Film Review: ‘Puss in Boots’

★★★★☆

Almost a decade after DreamWorks Animation first released Shrek (2001), the billion dollar franchise’s quality control hit an all time low with the tired and clumsy Shrek Forever After (2010). It might be a while before we see a certain Scottish green ogre on the big screen again, but Shrek the Third (2007) director Chris Miller has plucked another character from the land of Far, Far Away and given him the leading role in a swashbuckling prequel Puss in Boots (2011).

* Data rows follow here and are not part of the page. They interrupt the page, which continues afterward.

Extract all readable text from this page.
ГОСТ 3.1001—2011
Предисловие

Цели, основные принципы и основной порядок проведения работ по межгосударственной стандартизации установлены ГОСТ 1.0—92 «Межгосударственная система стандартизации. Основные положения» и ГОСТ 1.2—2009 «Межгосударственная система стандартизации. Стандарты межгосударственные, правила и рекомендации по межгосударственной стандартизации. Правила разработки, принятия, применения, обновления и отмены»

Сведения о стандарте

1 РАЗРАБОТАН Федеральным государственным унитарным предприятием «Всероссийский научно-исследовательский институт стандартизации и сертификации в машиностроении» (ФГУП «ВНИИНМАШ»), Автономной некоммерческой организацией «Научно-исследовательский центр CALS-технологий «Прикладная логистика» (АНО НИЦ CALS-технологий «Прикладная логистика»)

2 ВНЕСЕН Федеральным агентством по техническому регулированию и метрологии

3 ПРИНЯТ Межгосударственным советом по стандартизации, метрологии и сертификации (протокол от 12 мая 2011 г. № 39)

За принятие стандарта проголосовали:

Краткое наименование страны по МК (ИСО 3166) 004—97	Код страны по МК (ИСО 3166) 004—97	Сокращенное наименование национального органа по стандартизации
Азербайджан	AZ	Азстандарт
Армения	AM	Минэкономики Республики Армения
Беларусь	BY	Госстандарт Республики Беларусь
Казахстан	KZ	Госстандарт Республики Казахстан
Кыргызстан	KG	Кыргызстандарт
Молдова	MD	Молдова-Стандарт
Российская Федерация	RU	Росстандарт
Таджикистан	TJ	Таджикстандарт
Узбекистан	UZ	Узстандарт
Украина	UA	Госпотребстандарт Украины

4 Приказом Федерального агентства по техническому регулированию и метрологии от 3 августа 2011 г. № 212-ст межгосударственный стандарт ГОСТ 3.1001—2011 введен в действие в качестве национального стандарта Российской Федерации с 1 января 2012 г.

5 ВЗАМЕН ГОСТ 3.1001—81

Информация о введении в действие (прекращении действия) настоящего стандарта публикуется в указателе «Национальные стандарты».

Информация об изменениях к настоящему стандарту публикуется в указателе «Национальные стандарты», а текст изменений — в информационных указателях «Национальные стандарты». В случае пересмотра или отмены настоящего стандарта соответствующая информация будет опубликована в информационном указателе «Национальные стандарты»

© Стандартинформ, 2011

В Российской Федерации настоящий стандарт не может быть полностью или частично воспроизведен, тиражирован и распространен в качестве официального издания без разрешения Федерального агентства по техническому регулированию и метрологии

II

Tricked into robbing the bank of his adopted village by friend Humpty Dumpty (Zach Galifianakis), charismatic swordsman Puss (Antonio Banderas) becomes a wanted cat and reluctantly adopts the life of an outlaw thief. Years later, during an attempt to relieve Jack and Jill of their magic beans, Puss runs into cat burglar Kitty Softpaws (Salma Hayek) who has teamed up with Humpty to steal the Golden Goose from a giant’s castle . Forming an uneasy alliance, the three of them team up for the ultimate fairytale heist.

The pairing of Desperado (1995) stars Banderas and Hayek for Puss in Boots is inspired casting. Both excel as the voices of Puss and Kitty, and Banderas in particular is pitch perfect as the feline Latin lover. Half-Zorro, and half-Don Juan, the key to his performance is playing it fairly straight, allowing the moving childhood scenes between Puss and Humpty to work outside of the film’s comedy (which is, by and large, very funny indeed).

As for the film’s 3D element, it certainly isn’t in the same league as Steven Spielberg’s The Adventures of Tintin (2011) or Martin Scorsese’s Hugo (2011), but works well enough and appears justified. One particular scene in which the camera swoops across the plains is simple, yet effective. It seems now that as filmmakers begin to get to grips with the technology, they are beginning to fulfil its potential.

Puss in Boots succeeds in reminding us what a great idea the original Shrek movie was. Using old fairy tales and nursery rhymes as source material provides an almost limitless opportunity to play around with established, fabled characters. A certain ogre may be getting a little old in the tooth, but the world he inhabits has many more stories to tell. Miller’s Puss in Boots may only be the first successful movie spin-off, but it almost certainly won’t be the last.